Recounting the true story of brothers and Olympic wrestlers Mark (Channing Tatum) and Dave Schultz (Mark Ruffalo), and their uneasy partnership with eccentric millionaire John du Pont (Steve Carell), Foxcatcher offers a compelling look at the dark side of the American Dream, built around three superb performances.

When we first meet Mark Schultz, there is something almost mundane about his life.  He lives alone and spends his days tirelessly training at the local gym with his brother, determined to defend his medal at the 1988 Olympics in Seoul.

When he gets a mysterious phone call from John du Pont, who has become obsessed with the sport of wrestling and insists on funding his career, Mark takes up residence at the Foxcatcher Farm, an isolated property owned by his reclusive mother Jean du Pont (Vanessa Redgrave), to complete his training.

Channing Tatum delivers his best and most physically demanding work yet, with a career defining turn that allows him to finally explore his full dramatic range.  Wearing a prosthetic nose, Steve Carell undergoes a fascinating reinvention right before our eyes, hauntingly portraying the underlying coldness and increasing mental illness of the character.  Mark Ruffalo delivers what is arguably the best performance of the three, masterfully portraying this man who made profound sacrifices for his brother, with a sense of quiet heartbreak.

Director Bennet Miller uses this true story to touch on themes of competition and extreme masculinity, exploring how the constant strive to push yourself into perfection can lead to money and fame, but also isolation and loneliness.  At heart, Foxcatcher is about the darkest aspects of the elusive American Dream, leading to dangerously frayed mental health, and the fact that this actually happened just makes the proceedings all the more chilling.

The film is almost unnervingly quiet, moving at a deliberate pace that unfolds with increasing tension just beneath the surface, which only fully explodes near the end of the 134 minute running time.  At times, the pacing is a little too slow moving, with some scenes where not much actually seems to be happening.  But this is all done in service of building an atmosphere that feels uneasy right from the beginning, and we find ourselves invested in these multilayered characters.

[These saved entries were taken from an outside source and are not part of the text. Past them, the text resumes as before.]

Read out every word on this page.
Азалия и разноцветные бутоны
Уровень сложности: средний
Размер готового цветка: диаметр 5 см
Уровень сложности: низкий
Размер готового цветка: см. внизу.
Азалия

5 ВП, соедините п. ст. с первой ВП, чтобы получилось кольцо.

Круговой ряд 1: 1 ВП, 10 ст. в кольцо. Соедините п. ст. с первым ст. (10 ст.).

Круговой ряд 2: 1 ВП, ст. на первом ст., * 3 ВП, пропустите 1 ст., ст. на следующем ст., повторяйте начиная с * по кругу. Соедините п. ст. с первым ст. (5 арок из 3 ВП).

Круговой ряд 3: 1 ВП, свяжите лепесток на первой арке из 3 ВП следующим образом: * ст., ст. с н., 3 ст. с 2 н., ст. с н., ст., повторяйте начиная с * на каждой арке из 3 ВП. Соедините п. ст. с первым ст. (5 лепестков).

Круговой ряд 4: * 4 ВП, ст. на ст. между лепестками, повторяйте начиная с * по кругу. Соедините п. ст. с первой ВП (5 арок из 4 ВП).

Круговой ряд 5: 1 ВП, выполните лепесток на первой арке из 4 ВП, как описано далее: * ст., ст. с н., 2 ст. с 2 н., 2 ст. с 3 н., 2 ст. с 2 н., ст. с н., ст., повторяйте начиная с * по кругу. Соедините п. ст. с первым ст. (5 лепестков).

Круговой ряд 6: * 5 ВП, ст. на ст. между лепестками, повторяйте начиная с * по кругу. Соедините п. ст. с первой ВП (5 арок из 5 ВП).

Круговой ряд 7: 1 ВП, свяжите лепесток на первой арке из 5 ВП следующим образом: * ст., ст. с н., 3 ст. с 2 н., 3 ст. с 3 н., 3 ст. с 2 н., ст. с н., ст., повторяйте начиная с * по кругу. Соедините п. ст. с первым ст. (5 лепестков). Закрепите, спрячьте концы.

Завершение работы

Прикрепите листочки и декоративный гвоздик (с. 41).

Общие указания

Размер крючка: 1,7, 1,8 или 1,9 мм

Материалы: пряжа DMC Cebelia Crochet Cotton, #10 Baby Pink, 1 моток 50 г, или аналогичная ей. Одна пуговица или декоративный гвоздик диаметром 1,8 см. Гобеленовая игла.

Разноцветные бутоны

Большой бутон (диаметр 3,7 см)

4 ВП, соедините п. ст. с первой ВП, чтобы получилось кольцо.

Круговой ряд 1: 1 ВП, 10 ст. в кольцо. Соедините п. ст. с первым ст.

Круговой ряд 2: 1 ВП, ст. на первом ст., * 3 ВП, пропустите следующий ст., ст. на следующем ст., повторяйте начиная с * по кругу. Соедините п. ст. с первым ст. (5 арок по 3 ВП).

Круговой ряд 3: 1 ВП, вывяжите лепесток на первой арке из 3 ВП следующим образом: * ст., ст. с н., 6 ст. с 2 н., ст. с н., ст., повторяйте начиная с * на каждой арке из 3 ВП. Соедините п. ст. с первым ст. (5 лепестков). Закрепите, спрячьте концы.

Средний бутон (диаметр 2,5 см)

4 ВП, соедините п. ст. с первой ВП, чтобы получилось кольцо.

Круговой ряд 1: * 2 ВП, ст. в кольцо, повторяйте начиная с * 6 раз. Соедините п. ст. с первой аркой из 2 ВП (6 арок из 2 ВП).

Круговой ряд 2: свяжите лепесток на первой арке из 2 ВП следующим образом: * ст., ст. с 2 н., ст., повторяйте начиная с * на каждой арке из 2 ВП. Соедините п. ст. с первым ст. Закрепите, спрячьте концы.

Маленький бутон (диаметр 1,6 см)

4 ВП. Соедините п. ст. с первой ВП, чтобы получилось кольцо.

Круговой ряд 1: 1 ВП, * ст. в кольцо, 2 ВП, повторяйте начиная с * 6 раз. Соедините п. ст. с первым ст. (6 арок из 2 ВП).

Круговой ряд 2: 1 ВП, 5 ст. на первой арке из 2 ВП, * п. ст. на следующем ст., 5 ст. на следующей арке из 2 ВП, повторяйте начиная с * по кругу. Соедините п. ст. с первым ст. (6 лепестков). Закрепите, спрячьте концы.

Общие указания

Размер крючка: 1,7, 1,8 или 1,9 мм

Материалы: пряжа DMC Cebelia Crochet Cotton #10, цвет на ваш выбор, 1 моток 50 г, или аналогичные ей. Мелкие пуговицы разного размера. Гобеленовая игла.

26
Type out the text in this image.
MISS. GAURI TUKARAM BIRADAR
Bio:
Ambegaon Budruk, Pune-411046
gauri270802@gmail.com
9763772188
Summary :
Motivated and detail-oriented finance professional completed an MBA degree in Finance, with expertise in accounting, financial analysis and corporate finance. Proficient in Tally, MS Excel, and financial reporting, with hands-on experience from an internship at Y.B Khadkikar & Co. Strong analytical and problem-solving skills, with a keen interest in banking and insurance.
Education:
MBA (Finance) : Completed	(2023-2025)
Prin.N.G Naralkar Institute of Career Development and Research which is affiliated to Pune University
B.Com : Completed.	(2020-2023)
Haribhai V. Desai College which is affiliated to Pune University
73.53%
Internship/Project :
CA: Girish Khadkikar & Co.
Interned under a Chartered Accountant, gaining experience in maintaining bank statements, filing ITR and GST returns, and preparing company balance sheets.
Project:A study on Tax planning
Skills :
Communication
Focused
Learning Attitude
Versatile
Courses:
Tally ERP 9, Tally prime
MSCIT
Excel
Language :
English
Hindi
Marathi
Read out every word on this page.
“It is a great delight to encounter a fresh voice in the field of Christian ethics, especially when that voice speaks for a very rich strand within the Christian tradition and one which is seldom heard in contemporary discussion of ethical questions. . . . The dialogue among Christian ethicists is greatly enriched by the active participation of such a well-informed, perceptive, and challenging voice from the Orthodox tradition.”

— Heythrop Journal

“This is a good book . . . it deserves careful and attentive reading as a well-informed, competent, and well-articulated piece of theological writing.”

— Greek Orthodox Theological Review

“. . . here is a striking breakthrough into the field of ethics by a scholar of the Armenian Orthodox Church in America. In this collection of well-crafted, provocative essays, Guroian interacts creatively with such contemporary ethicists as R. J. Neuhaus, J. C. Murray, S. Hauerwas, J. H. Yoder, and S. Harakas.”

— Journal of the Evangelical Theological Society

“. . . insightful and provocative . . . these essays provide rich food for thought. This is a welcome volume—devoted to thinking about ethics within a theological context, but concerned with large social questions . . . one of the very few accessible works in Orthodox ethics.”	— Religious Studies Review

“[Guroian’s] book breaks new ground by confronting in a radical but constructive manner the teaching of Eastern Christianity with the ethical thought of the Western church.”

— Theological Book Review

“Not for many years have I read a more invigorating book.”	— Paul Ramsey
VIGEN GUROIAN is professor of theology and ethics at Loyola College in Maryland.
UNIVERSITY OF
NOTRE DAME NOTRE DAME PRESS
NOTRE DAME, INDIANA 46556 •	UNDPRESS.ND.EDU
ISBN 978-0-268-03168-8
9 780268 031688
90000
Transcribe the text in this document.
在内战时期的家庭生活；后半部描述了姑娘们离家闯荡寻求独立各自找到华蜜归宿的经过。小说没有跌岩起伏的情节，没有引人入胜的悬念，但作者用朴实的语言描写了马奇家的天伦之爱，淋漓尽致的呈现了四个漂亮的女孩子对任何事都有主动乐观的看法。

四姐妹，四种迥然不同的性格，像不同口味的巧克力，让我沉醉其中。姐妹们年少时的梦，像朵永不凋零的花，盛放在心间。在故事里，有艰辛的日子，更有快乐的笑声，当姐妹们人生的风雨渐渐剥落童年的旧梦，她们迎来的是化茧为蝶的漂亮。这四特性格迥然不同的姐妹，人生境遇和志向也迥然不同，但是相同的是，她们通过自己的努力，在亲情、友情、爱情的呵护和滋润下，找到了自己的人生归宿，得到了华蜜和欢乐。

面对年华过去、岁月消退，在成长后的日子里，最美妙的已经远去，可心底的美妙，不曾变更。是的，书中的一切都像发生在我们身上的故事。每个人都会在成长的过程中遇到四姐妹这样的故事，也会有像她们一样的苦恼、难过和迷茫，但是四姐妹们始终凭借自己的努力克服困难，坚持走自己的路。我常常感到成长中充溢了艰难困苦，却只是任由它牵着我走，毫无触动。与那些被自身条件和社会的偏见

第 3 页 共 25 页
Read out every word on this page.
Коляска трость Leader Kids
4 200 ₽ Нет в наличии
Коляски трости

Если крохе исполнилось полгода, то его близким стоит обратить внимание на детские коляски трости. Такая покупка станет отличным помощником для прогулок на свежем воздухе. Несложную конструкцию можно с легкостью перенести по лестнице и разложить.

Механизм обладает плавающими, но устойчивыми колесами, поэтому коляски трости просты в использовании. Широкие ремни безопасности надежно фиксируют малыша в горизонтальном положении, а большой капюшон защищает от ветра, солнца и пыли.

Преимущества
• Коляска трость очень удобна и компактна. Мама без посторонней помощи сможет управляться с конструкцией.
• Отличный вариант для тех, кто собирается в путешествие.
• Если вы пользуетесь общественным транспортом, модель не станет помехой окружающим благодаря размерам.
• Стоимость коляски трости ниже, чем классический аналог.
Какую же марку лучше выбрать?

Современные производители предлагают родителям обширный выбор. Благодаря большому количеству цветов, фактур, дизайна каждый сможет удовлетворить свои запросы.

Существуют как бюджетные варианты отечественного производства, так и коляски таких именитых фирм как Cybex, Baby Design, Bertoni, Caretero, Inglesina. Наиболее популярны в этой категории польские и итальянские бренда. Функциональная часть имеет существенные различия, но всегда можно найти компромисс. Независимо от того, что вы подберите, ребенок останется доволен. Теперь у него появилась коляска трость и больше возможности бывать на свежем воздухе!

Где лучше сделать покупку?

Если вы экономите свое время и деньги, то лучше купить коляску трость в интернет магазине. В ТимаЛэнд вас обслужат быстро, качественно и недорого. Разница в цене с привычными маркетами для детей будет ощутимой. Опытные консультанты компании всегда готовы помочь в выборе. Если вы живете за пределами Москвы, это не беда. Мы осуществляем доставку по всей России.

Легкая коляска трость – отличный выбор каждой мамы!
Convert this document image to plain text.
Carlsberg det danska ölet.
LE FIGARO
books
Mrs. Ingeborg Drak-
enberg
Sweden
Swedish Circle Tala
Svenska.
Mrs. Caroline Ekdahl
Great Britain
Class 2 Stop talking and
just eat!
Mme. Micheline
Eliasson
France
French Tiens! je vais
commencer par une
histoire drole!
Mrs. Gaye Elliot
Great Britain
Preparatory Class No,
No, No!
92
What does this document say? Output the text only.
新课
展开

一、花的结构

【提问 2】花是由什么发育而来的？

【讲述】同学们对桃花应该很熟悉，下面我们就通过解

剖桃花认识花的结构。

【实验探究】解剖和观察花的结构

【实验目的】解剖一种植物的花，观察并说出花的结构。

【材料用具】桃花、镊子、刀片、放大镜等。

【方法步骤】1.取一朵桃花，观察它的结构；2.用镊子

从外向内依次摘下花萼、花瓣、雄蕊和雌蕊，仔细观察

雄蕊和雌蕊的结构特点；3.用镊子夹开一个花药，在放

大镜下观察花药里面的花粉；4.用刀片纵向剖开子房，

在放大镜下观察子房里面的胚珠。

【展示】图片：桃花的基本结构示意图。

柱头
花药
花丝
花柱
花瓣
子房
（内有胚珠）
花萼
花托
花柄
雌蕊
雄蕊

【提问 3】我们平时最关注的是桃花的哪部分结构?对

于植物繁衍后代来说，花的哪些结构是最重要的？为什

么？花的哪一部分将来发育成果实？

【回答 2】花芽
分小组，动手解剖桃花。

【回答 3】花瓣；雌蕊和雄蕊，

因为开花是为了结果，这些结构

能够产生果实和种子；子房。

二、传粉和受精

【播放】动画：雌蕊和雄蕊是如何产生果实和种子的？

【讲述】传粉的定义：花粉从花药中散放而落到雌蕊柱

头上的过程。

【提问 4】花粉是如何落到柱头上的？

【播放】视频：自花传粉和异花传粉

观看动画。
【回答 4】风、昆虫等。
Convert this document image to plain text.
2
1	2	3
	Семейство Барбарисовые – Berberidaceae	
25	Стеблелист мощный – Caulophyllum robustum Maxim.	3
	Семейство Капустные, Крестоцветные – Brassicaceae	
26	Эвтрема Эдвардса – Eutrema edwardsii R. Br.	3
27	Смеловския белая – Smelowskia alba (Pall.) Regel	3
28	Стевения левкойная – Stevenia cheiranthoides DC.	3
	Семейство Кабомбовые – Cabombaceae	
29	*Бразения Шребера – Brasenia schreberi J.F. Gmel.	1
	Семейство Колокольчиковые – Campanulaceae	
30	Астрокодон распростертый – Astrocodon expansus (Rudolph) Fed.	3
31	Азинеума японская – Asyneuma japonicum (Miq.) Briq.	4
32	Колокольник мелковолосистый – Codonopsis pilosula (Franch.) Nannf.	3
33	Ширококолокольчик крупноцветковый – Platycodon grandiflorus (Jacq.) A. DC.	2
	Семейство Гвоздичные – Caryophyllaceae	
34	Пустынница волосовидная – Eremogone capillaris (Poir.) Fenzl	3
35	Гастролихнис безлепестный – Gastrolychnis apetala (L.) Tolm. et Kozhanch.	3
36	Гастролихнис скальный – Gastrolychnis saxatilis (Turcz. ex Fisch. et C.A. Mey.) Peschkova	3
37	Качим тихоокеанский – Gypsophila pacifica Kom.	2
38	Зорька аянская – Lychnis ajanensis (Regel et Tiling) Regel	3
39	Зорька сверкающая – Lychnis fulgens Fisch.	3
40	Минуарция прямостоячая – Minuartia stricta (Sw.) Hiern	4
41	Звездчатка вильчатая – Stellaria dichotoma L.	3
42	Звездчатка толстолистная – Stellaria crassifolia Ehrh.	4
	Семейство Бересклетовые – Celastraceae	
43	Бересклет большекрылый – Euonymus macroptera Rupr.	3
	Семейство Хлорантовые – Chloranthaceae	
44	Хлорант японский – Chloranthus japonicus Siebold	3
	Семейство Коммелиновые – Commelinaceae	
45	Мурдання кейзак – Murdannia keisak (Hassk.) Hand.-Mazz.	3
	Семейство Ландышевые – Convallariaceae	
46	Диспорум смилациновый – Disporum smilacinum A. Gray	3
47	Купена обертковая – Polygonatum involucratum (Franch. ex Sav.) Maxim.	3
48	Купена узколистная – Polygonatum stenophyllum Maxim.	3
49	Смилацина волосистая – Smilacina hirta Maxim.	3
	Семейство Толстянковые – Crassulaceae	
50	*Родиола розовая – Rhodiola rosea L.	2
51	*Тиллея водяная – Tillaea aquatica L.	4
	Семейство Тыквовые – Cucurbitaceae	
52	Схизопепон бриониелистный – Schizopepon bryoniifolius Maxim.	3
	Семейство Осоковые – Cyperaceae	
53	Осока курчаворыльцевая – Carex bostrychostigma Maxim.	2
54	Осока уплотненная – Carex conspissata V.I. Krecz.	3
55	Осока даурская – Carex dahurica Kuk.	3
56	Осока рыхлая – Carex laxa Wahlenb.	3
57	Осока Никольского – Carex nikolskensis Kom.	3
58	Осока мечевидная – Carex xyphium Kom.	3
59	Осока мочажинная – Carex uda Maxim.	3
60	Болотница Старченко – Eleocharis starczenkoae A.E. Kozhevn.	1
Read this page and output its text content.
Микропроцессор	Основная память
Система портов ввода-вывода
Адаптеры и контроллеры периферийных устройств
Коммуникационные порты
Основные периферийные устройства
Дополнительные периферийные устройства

There are some stirring sequences here, including a memorable and appropriately disturbing scene where Mark is physically at one of his lowest points, and has to rapidly drop weight within a matter of hours in order to qualify.  The dialogue rarely raises above a certain level, and is sometimes shown with music playing over the words being said.  Because of this, every sound that we do hear explodes with expectedly unsettling effect, from Mark retching over the toilet to the inevitable gunshots.

The scenes of wrestling are often used in a poetic way, with much of the relationship between these two brothers revealed through their primal physical interactions.  From the haunting imagery to the tightly calculated editing, Foxcatcher is an impressive exercise in feeling and control, bolstered by three of the best performances of the year.